On pense au déferlement de l’écriture
Qui ne souffle mot
Que de la mort.
*
Regarder ce qui meurt nous garde vivants
Vivants pour continuer de mourir.
*
Mascaret de notre figure tremblée
Entre colère des mots et colère sans explication
De la mer, et du monde.
*
Si l’océan nous emporte
Ou nous efface de nous-mêmes
Faut-il croire pour autant
Que son geste nous rend
A de la vraie présence ? Qui le saurait ?

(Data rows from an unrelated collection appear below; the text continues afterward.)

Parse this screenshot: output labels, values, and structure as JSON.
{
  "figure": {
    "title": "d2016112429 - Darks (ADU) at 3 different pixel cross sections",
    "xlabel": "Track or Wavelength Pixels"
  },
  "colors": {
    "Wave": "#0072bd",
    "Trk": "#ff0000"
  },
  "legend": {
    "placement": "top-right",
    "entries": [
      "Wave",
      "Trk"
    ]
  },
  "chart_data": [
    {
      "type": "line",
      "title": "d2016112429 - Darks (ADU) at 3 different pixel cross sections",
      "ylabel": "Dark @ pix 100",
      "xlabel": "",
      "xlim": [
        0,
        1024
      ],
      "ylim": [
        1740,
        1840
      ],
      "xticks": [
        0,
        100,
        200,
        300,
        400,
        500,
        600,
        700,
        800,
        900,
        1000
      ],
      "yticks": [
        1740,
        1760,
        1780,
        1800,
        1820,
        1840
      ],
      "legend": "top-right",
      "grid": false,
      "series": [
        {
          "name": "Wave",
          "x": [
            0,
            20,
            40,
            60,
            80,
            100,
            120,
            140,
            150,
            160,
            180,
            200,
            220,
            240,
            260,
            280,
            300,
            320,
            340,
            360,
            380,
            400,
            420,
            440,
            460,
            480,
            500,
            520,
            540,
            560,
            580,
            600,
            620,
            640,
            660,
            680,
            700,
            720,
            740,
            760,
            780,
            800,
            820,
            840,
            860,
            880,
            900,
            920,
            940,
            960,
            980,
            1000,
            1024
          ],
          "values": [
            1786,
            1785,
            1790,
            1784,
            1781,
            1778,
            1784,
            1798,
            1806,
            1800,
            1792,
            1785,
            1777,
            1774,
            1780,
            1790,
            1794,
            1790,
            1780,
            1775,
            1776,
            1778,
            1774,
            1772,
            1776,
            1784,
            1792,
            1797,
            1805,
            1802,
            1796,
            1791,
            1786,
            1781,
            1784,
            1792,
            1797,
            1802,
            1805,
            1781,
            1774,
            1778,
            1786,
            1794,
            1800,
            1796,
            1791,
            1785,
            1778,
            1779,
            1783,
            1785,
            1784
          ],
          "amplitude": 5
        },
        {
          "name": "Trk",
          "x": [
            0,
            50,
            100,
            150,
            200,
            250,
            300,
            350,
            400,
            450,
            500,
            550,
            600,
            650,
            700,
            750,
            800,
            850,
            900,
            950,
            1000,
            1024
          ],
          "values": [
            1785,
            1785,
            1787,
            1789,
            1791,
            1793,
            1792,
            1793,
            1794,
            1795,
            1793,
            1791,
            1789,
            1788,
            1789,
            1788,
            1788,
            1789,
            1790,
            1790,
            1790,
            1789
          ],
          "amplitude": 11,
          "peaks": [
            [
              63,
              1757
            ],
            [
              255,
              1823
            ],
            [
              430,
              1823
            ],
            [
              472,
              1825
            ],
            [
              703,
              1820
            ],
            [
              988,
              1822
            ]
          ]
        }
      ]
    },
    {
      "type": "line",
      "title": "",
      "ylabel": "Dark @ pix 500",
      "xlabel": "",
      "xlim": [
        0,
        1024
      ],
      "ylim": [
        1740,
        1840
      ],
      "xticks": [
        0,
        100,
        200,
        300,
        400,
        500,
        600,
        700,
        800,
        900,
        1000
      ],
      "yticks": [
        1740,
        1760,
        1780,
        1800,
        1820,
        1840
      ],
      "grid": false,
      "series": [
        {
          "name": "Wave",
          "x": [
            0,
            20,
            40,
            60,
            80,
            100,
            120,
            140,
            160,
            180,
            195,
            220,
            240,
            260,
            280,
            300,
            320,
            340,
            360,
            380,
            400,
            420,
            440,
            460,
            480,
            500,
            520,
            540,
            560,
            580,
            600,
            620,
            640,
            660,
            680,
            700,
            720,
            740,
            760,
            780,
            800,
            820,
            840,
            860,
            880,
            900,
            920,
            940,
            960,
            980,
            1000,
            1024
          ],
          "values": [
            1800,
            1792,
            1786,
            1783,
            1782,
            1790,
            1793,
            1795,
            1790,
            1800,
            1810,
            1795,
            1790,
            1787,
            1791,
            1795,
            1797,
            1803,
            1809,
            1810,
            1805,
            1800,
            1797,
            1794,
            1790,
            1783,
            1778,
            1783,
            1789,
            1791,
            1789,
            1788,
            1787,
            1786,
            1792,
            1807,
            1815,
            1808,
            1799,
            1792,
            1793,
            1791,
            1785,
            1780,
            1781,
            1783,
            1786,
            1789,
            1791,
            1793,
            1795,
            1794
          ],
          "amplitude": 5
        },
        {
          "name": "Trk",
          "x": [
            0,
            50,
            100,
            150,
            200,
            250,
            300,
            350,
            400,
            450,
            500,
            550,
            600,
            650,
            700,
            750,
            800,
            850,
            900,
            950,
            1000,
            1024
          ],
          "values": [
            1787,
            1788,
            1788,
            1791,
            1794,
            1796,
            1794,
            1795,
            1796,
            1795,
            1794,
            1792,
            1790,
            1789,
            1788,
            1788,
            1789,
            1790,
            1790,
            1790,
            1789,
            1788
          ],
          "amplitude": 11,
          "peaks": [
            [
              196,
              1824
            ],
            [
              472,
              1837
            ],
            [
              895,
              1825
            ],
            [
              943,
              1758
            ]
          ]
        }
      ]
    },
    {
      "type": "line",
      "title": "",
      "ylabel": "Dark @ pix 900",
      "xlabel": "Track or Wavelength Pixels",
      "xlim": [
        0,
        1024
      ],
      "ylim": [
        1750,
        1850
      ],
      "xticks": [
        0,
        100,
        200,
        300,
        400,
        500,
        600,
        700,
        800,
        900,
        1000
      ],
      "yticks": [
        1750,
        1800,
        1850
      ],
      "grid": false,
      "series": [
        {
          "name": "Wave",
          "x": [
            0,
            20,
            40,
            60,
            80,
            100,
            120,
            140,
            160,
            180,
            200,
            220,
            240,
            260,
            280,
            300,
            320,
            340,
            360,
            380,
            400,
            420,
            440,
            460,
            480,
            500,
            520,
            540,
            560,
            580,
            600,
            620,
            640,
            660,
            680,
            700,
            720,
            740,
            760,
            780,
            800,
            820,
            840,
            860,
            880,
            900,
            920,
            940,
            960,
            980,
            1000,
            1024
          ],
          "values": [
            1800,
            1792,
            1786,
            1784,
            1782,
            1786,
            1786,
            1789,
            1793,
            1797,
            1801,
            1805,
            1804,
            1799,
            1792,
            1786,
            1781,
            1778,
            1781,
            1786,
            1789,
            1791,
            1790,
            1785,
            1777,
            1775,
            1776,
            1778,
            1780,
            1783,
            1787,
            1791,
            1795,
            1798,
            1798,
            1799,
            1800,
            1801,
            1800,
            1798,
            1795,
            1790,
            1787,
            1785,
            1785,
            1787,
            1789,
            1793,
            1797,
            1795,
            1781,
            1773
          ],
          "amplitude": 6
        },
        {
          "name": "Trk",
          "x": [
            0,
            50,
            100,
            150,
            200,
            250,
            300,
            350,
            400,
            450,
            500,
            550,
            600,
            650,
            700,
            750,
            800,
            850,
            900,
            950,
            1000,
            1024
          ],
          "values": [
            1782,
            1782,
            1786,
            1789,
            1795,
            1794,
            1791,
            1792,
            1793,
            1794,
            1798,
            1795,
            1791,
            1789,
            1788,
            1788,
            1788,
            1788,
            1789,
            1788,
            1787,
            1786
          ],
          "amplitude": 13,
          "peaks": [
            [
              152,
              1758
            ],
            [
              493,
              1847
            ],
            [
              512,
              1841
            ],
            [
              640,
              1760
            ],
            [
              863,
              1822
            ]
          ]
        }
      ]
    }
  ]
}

Et quel poème pour le dire, même
Si écrire emporte
Et nous efface par des mots ?
*
L’océan : comme de la nuit déferlante
Dans le grand plein jour.
Tu ne sais plus ni comment vivre
Ni comment mourir.
Et si vraiment la claire présence d’un ailleurs ou d’un autre temps
Pourra briller dans un été futur ?
Léger conditionnel d’une phrase mené
Dans l’inquiète pensée de ce futur.
Inquiète et qui sait bien
Que cela n’a pas de sens, ni avenir
D’espérer abolir le temps en soi.
*
Du langage et du vide s’échangent, double ressac
Et mascaret où s’amincit ton ombre.
Où te tiens-tu ?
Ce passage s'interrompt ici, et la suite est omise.